AIB has admitted to new irregularities involving former and current senior executives and their connections with offshore funds.
In a statement the bank said that five former senior executives had offshore funds in an investment company managed by the bank's offshore wing, AIB Investment Managers (AIBIM).
AIB said initial inquiries showed that the investment company in question, Faldor Ltd, may have been involved in tax evasion. Late last August, the Managing Director of AIBIM, a subsidiary of AIB, was made aware of a connection between the bank and the British Virgin Island investment company.

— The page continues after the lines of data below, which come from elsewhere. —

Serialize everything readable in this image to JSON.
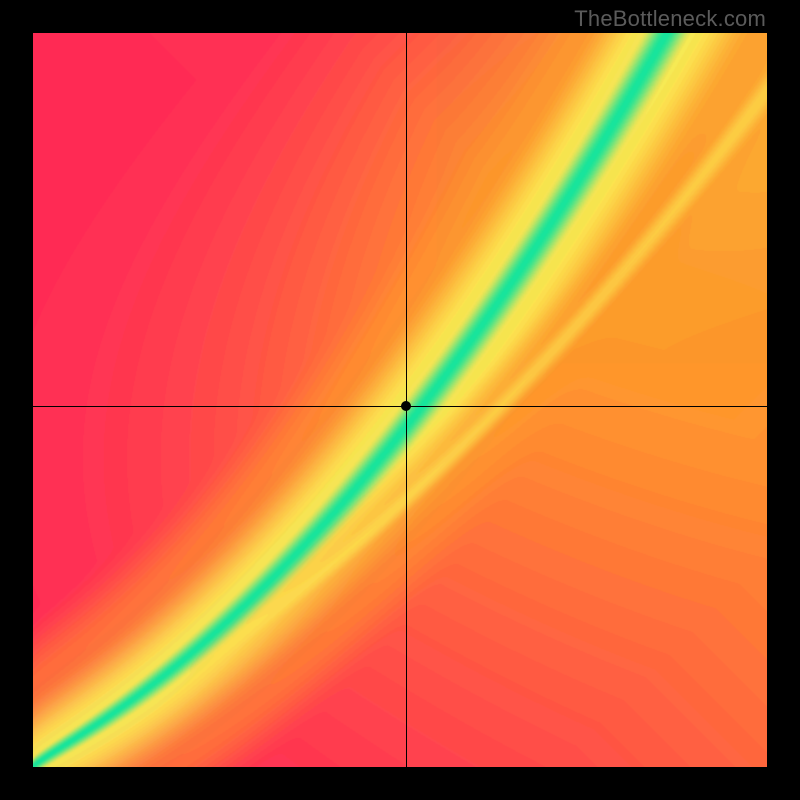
{
  "watermark": "TheBottleneck.com",
  "crosshair": {
    "x_frac": 0.508,
    "y_frac": 0.508
  },
  "dot": {
    "x_frac": 0.508,
    "y_frac": 0.508
  },
  "colors": {
    "red": "#ff2b55",
    "orange": "#ff9a2b",
    "yellow": "#f8ef55",
    "green": "#15e29b",
    "black": "#000000"
  },
  "chart_data": {
    "type": "heatmap",
    "title": "",
    "xlabel": "",
    "ylabel": "",
    "xlim": [
      0,
      1
    ],
    "ylim": [
      0,
      1
    ],
    "note": "Pixel-shader heatmap; the green band marks the optimal diagonal ridge, yellow is near-optimal, orange/red are increasingly bottlenecked regions. Crosshair and dot mark the evaluated point.",
    "optimal_curve_samples": [
      {
        "x": 0.0,
        "y": 0.0
      },
      {
        "x": 0.1,
        "y": 0.09
      },
      {
        "x": 0.2,
        "y": 0.19
      },
      {
        "x": 0.3,
        "y": 0.3
      },
      {
        "x": 0.4,
        "y": 0.43
      },
      {
        "x": 0.5,
        "y": 0.56
      },
      {
        "x": 0.6,
        "y": 0.7
      },
      {
        "x": 0.7,
        "y": 0.82
      },
      {
        "x": 0.8,
        "y": 0.92
      },
      {
        "x": 0.9,
        "y": 0.99
      }
    ],
    "secondary_curve_samples": [
      {
        "x": 0.0,
        "y": 0.0
      },
      {
        "x": 0.2,
        "y": 0.14
      },
      {
        "x": 0.4,
        "y": 0.3
      },
      {
        "x": 0.6,
        "y": 0.48
      },
      {
        "x": 0.8,
        "y": 0.68
      },
      {
        "x": 1.0,
        "y": 0.91
      }
    ],
    "evaluated_point": {
      "x": 0.508,
      "y": 0.492
    }
  }
}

Faldor was formed in 1989 and ceased in 1996. The funders and beneficiaries of Faldor were five former senior executives of AIB and the funds were managed by AIBIM.

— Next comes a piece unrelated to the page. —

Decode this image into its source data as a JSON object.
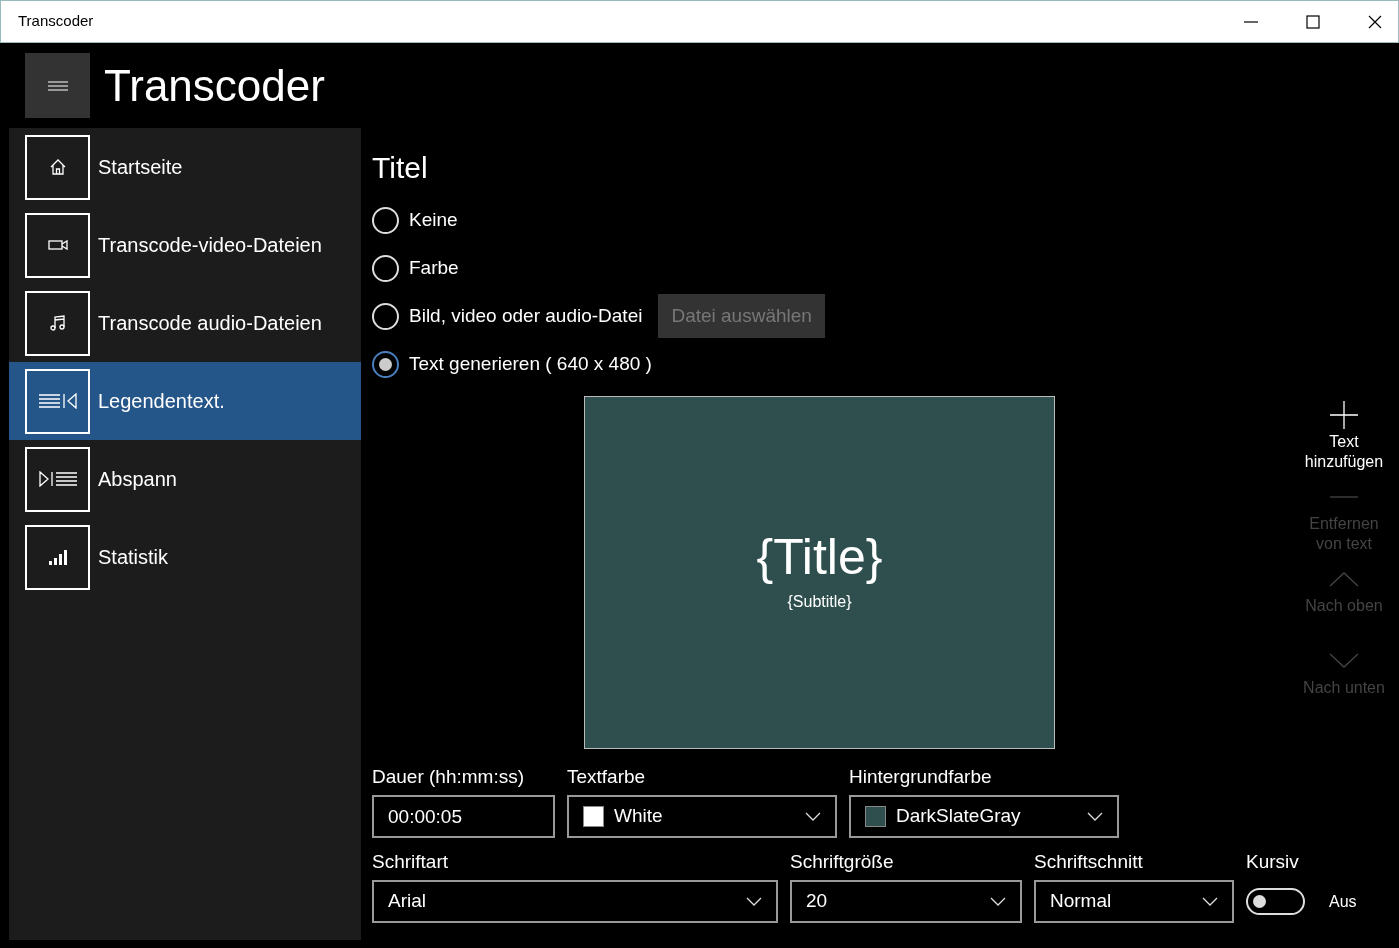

AIB management and the board of the bank were immediately informed, the statement adds, and an investigation set up to ascertain the facts surrounding the relationship between AIBIM, Faldor and the former senior executives.
The investigation found that the amount of funds in Faldor was approximately €750,000 and that there was a breach of taxation law in relation to the company. It also found Faldor appears to have been favoured to the tune of €48,000 at the expense of AIBIM.
There was no evidence that AIBIM clients were disadvantaged, but "unacceptable deal allocation practices" relating to nine transactions in the period 1991 to 1993 were identified. Two former and three current senior executives at AIB had tax issues, the inquiry found, in relation to accounts "entirely unconnected" to Faldor.
Following the initial inquiry, AIB and IFSRA agreed that a further investigation would be supervised by Dr Maurice O'Connell, the former governor of the Central Bank of Ireland. Both investigations have concluded.
Taxation consequences of some of the practices uncovered in the investigations amount to about €800,000, comprising tax, interest and penalties. AIB has said it will underwrite these. The Revenue Commissioners have been informed of the issues, but AIB has not named the individuals involved, for legal reasons.
In a statement, IFSRA said the investigation at AIBIM concerned "taxation, inappropriate dealing transactions and other regulatory issues."
"We note that AIB has already taken action on some of these issues, including disciplinary measures. We also note that AIB has committed to pay restitution plus interest to affected clients," the statement said.
AIB Chairman Mr Dermot Gleeson said: "I received this information, as I received the news of the foreign exchange charges issue, with dismay. This is a reaction which I know is widely shared throughout the whole of AIB up to Board level."
The bank's Group Chief Executive, Mr Michael Buckley, said the practices uncovered had "no place in AIB".